While Nokia's menu system is well known for its ease of use, it actually took me a while to get used to it, as I'm very used to Sony Ericsson phones. Indeed, I've never actually owned a Nokia mobile phone myself, though I did get one for my better half once. The joystick is used to navigate around the icons but once inside some options you then need to move the joystick to the right to get to tabs containing other options. It makes sense once you realise this but if you don't know this you could find yourself hunting round for options in frustration.
However, what really ruined navigation for me straight away are the keys. The central joystick isn't large, but the seven keys round it are simply far too small to be used comfortably. Not only that but there's a plastic feel to the keys that totally destroys the sense that this could be a classy choice of phone. It's not badly made, but small plastic keys aren't what you want from a professional tool.
Additionally, the labels on the keys aren't directly positioned above the soft keys they apply to. This is worse than counter-intuitive - it's actually misleading. This meant that I was at first constantly pressing the wrong buttons. Below the soft keys are two dedicated keys for starting and ending calls - a doubling up that Sony Ericsson seems to manage without - with the soft keys used for the same function. The problem is that Nokia has defaulted the left soft key for the camera.
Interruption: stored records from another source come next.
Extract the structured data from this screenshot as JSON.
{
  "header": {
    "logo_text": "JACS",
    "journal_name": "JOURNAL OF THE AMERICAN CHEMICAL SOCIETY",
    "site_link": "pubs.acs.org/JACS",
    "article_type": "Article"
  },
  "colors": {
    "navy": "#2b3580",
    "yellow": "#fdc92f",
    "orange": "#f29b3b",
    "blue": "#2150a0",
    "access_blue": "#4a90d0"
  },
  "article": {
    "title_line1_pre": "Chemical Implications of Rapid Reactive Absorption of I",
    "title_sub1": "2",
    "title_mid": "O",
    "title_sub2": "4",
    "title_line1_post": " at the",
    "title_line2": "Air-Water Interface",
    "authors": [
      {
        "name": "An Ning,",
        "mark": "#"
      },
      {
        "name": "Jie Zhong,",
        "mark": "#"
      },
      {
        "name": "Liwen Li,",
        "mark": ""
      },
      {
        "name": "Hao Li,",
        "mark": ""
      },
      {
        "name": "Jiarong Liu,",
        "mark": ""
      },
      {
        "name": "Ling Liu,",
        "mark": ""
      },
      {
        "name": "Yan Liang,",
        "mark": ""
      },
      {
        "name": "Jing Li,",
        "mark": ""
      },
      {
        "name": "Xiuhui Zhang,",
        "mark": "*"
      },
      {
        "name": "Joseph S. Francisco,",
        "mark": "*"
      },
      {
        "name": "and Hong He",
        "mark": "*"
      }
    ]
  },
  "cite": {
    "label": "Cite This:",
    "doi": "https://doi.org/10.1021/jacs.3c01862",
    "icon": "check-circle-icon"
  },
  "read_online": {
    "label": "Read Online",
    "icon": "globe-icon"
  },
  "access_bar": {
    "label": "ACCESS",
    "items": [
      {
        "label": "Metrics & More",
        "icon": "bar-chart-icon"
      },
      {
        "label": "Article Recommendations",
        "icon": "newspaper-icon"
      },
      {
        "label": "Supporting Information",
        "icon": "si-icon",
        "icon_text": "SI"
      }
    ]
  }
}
The reason for this is probably that the button at the side is dedicated to activating the Push-to-Talk function. Why this is a potentially great technology it's not yet available in the UK so as it stands it's a wasted key. Being able to programme this key would solve this issue, but it's not possible; a real shame. The right soft key, however, accesses a list of programmable shortcuts to frequently used applications. Old Symbian hands will be able to change the soft keys, of course.
One thing that I found quite difficult to get used to is the fact that if you hit the centre joystick, you're not taken to the menu but instead go into Contacts. Instead, the 3230 has a dedicated menu key on the left-hand side. That said, after a while I got used to this arrangement. Pulling down on the joystick also brings up the contacts menu, while pushing up activates the camera. To the right, displays the calendar, while to the left launches a blank text. One odd key on the far right of the joystick is the labelled with a pen - the edit key. This is used to turn Predictive text on and off and to insert a symbol. This is fine but the key only has a function when in text mode, and it seems something of a waste to dedicate a key to it.
The menus on the phone consist of fairly dull icons - I would have expected something a bit more jazzy for a new phone. The phone also seemed to be a tad more sluggish than I would have liked.
As I implied earlier the list of applications included seems more geared towards entertainment and fun though you can get many useful business applications for the Series 60 OS separately. Three games are included, two of which are good fun. Agent V in particular is noteworthy as it overlays Tron-like 3D images over the camera making your targets appear as if there really in there - it's really very cool. Muvee is another fun application that automatically mixes images and videos on the phone to create mini movies complete with effects and music. It's great fun at first but you'll get bored after a while. I've also never seen a image and video editor actually on a phone itself - enabling you to perform limited cropping, rotating and cutting your content without a PC.